The Netherlands is set to introduce a new road toll for trucks on July 1, 2026, a measure expected to accelerate the adoption of modern, more sustainable vehicles within the transport sector. According to a new report, "Assetvisie Trucks en Trailers," by ING Research, electric trucks are increasingly proving to be economically viable alternatives to traditional diesel vehicles across a growing number of routes.
This development comes at a time when the transport industry faces significant challenges, including escalating operational costs, unpredictable freight volumes, and mounting pressure for capital investments. These factors collectively create a demanding operational landscape for logistics businesses.
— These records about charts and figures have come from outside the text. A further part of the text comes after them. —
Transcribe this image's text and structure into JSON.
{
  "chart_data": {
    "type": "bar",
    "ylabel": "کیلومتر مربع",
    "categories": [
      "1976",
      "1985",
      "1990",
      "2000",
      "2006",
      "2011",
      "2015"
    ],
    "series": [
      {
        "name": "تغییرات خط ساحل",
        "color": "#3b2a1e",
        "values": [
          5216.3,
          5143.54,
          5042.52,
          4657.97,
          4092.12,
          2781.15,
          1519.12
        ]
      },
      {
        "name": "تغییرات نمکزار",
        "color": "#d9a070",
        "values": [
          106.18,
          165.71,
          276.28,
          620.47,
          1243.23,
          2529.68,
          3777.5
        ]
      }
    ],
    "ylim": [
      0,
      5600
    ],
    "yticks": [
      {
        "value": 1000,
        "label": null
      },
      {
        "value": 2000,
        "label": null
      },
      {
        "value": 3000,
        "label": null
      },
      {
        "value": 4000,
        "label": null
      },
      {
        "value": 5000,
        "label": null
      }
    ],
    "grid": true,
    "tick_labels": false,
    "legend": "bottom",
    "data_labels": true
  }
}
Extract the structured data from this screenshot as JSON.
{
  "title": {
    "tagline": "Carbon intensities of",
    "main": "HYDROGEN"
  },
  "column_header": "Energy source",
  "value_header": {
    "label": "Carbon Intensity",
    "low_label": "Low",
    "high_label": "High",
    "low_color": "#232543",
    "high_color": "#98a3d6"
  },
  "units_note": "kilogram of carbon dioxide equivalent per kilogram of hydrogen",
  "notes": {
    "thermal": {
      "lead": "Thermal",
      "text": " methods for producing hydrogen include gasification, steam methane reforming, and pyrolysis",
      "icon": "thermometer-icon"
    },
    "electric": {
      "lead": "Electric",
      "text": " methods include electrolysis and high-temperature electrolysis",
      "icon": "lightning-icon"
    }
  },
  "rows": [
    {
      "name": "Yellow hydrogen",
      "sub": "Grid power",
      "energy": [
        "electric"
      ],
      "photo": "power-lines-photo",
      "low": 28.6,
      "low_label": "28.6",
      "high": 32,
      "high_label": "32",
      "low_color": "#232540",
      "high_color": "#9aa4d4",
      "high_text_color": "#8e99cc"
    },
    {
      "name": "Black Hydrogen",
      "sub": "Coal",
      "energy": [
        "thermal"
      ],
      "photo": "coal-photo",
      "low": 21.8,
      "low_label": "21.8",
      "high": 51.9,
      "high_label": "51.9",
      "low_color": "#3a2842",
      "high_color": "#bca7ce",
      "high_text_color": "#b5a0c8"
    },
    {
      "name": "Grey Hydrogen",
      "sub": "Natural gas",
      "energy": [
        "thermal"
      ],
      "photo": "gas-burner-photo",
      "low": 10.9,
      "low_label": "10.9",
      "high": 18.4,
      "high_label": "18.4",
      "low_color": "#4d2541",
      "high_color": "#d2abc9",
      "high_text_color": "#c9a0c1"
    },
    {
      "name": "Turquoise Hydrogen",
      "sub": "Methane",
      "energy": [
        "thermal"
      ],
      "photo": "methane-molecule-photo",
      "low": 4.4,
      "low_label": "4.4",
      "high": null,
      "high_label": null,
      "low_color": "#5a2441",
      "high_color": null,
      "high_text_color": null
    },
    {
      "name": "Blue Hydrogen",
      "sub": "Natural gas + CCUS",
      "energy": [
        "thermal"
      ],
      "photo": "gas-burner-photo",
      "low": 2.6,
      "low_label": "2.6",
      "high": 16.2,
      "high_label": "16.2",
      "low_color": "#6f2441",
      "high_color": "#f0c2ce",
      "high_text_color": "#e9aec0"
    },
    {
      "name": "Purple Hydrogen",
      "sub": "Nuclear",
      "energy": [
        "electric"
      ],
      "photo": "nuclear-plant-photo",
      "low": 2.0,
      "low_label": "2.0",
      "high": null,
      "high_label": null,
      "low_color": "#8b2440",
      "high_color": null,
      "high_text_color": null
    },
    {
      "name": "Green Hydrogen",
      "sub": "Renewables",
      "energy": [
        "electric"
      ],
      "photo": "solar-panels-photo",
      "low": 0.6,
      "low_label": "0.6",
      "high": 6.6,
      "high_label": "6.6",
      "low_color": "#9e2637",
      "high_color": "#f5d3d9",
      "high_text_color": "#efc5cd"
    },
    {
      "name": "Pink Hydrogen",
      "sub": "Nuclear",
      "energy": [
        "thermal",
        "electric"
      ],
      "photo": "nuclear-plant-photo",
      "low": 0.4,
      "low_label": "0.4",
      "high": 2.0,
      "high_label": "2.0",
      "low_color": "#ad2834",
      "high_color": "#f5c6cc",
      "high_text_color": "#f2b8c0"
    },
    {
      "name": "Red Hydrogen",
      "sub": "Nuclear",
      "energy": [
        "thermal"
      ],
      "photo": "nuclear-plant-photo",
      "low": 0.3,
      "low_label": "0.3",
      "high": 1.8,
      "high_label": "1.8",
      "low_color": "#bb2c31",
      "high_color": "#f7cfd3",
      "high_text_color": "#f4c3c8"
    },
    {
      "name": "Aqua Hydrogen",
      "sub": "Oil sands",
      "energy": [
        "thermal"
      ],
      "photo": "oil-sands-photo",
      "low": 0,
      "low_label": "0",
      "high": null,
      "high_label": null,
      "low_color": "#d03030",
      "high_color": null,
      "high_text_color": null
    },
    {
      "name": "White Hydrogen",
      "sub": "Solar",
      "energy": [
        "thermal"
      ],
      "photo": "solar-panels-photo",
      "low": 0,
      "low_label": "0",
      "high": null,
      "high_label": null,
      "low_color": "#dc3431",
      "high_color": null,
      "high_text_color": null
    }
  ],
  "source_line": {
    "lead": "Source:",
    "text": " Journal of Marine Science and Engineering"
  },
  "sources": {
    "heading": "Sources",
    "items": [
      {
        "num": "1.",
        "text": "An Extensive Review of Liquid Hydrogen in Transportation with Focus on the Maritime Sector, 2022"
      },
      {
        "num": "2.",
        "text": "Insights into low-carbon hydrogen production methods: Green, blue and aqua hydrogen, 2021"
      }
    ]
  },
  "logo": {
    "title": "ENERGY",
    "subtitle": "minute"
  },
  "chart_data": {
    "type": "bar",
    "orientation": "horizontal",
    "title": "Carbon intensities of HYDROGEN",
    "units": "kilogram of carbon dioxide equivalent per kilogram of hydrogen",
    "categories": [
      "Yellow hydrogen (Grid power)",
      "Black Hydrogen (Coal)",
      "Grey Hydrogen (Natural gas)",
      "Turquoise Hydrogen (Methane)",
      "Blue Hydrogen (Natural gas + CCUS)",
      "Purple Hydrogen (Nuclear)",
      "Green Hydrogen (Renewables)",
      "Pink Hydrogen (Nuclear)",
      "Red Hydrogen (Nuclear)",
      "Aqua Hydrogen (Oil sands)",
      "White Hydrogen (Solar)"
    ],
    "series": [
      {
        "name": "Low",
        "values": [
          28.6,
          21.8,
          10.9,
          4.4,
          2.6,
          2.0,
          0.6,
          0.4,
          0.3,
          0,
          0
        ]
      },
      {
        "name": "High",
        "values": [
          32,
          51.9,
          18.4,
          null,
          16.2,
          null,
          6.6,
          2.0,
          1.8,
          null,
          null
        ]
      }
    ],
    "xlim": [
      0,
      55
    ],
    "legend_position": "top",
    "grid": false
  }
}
For freight forwarders and operations managers, this means a potential shift in road transport costs within the Netherlands. While the initial investment in electric trucks is higher, the long-term operational savings, particularly with the new toll structure, could make them more attractive. Forwarders should monitor how carriers adapt their fleets and pricing strategies in response to these regulatory and economic changes. It may lead to increased availability of electric transport options, potentially influencing lead times and service offerings on Dutch routes. This could also impact carbon footprint reporting for shippers utilizing these services.
The report suggests that the economic viability of electric trucks will continue to improve, pushing more companies towards electrification as a strategic response to both regulatory demands and market pressures.